Monday, July 12, 2010

His World Cup Finished, Nigel De Jong Looks Forward to Hurting People in Real Life


Johannesburg - Combative Netherlands and Manchester City midfielder Nigel De Jong admitted he found a silver lining amid the gloom of World Cup Final defeat at the hands of Spain: he'll now have plenty of time to scythe, chop, and cleave pedestrians, strangers, and "Anyone who happens by," the 25-year-old said.

"I'm a footballer, first and foremost, and I love my job. But during games, I'm limited to just the eleven opposition players and three substitutes, and maybe the assistant referee, if he's not paying attention. But now, with a few weeks' holiday before I join up with Manchester City, I'll be able to tackle, stamp, kick, or elbow anybody I see. Anywhere."

De Jong's midfield partner, Mark van Bommel, is also relishing the chance to "Get his digs in" before his new season at Bayern Munich. "The problem with footballers is that they're always watching you, waiting for you to run at them at full speed and then try to take away their standing leg with a tendon-crunching lunge.

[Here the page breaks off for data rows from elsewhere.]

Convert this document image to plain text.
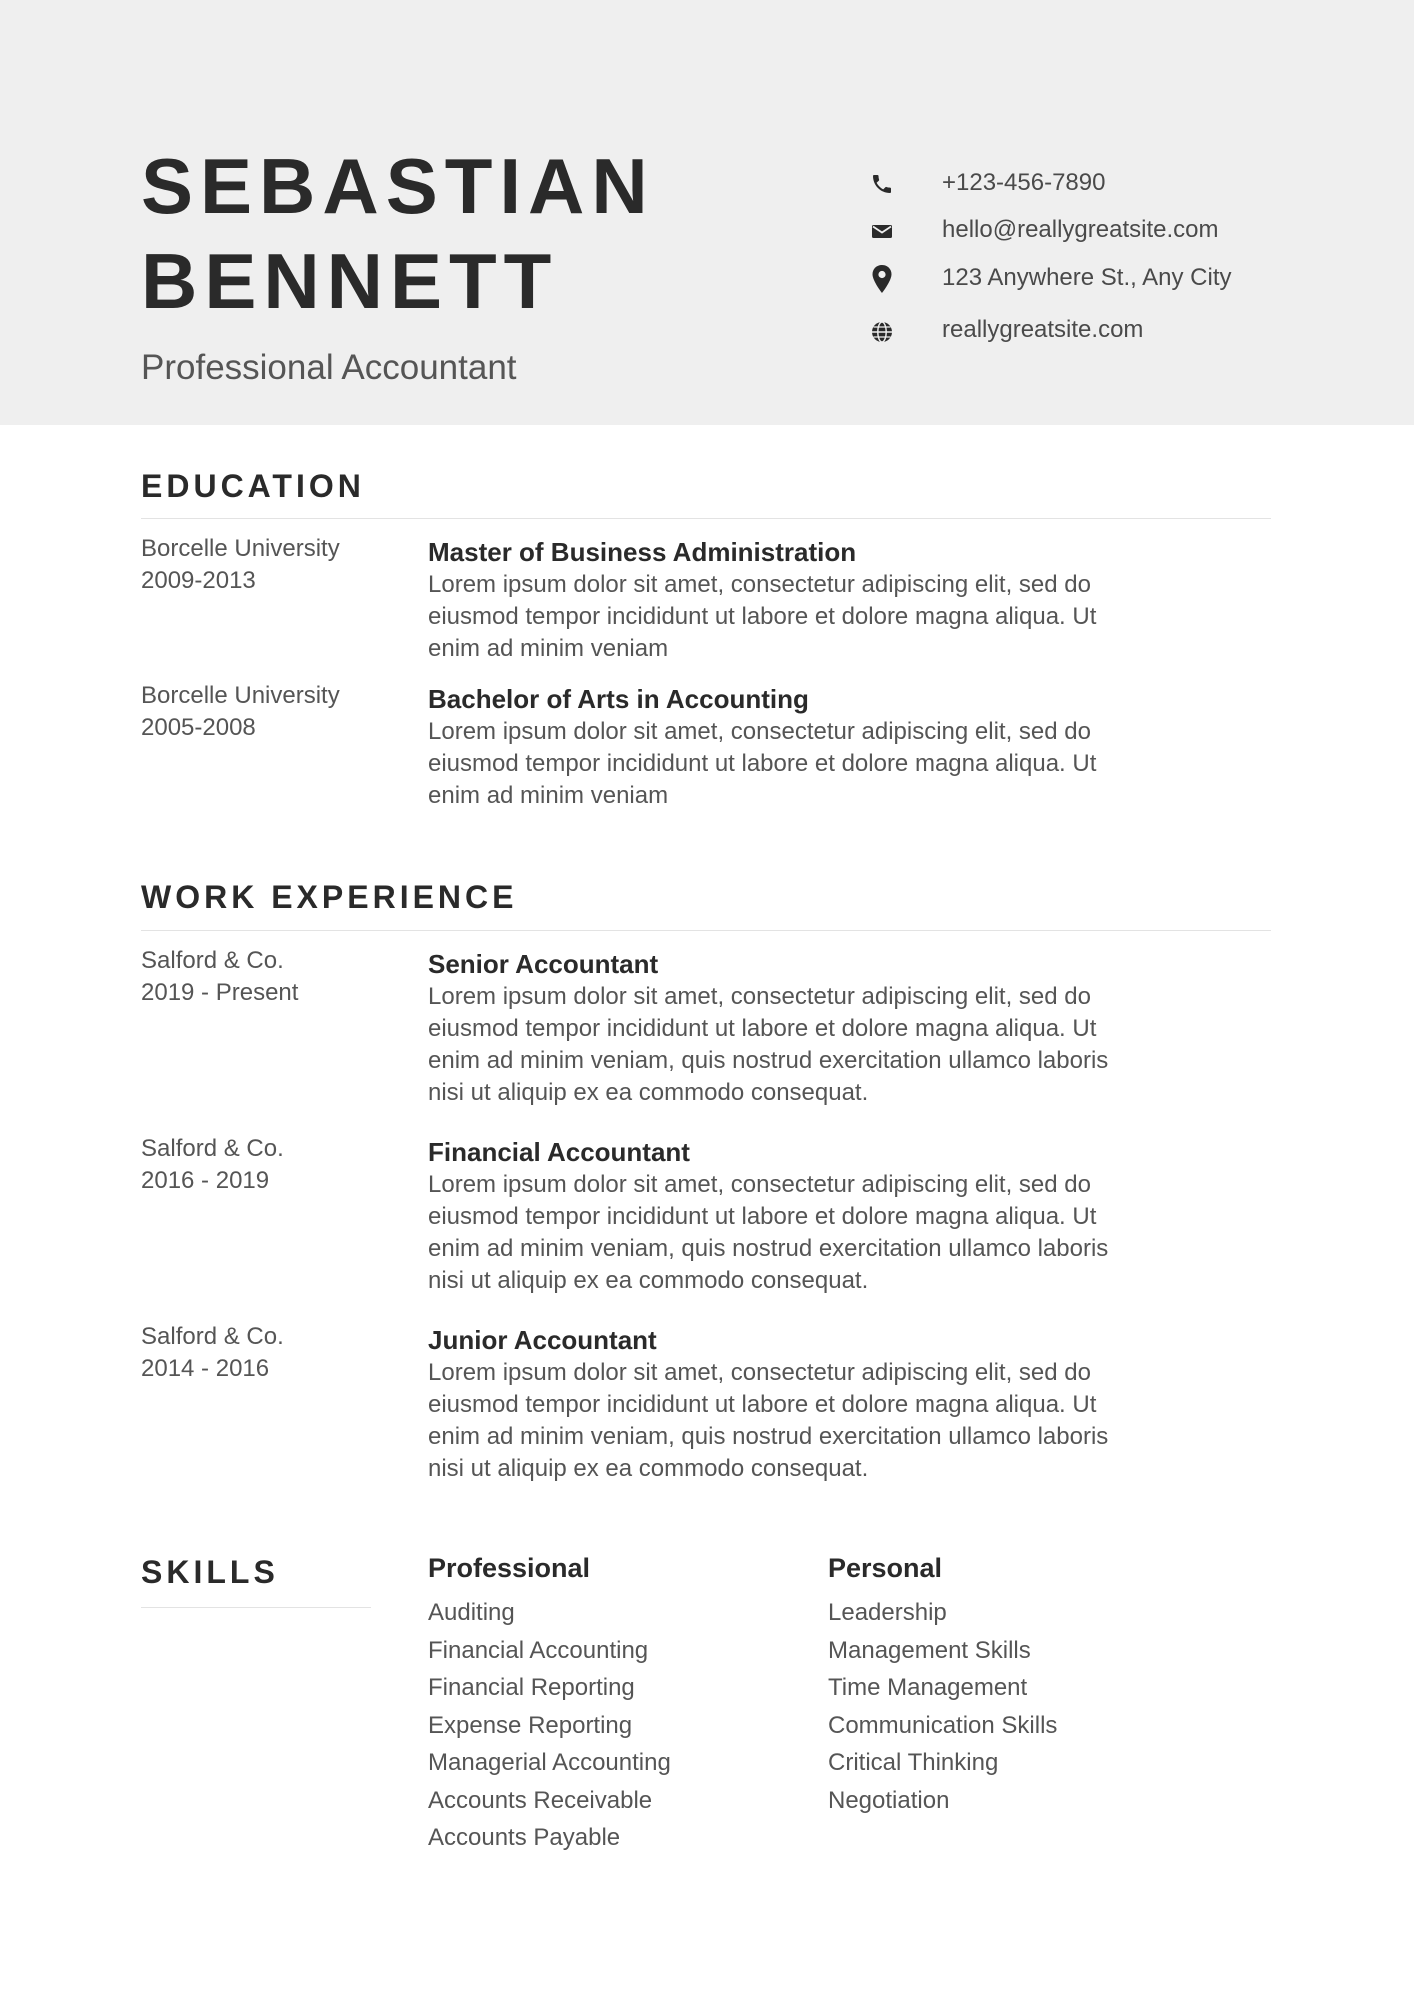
SEBASTIAN
BENNETT
Professional Accountant
+123-456-7890
hello@reallygreatsite.com
123 Anywhere St., Any City
reallygreatsite.com
EDUCATION
Borcelle University
2009-2013
Master of Business Administration
Lorem ipsum dolor sit amet, consectetur adipiscing elit, sed do
eiusmod tempor incididunt ut labore et dolore magna aliqua. Ut
enim ad minim veniam
Borcelle University
2005-2008
Bachelor of Arts in Accounting
Lorem ipsum dolor sit amet, consectetur adipiscing elit, sed do
eiusmod tempor incididunt ut labore et dolore magna aliqua. Ut
enim ad minim veniam
WORK EXPERIENCE
Salford & Co.
2019 - Present
Senior Accountant
Lorem ipsum dolor sit amet, consectetur adipiscing elit, sed do
eiusmod tempor incididunt ut labore et dolore magna aliqua. Ut
enim ad minim veniam, quis nostrud exercitation ullamco laboris
nisi ut aliquip ex ea commodo consequat.
Salford & Co.
2016 - 2019
Financial Accountant
Lorem ipsum dolor sit amet, consectetur adipiscing elit, sed do
eiusmod tempor incididunt ut labore et dolore magna aliqua. Ut
enim ad minim veniam, quis nostrud exercitation ullamco laboris
nisi ut aliquip ex ea commodo consequat.
Salford & Co.
2014 - 2016
Junior Accountant
Lorem ipsum dolor sit amet, consectetur adipiscing elit, sed do
eiusmod tempor incididunt ut labore et dolore magna aliqua. Ut
enim ad minim veniam, quis nostrud exercitation ullamco laboris
nisi ut aliquip ex ea commodo consequat.
SKILLS	Professional
Auditing
Financial Accounting
Financial Reporting
Expense Reporting
Managerial Accounting
Accounts Receivable
Accounts Payable
Personal
Leadership
Management Skills
Time Management
Communication Skills
Critical Thinking
Negotiation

But middle-aged men in the streets, or teenagers, they often don't see you coming."

Though the Oranje have their critics for their strong-armed tactics, van Bommel and De Jong both insisted that they had little choice.

"We knew from previous games that Spain were capable of scoring as many as one goal," van Bommel said. "So we had no intention of just sitting there and letting them score it."

About escaping a red card for his assault on Alonso, De Jong shrugged and said, "Howard Webb knows it was only Xabi Alonso."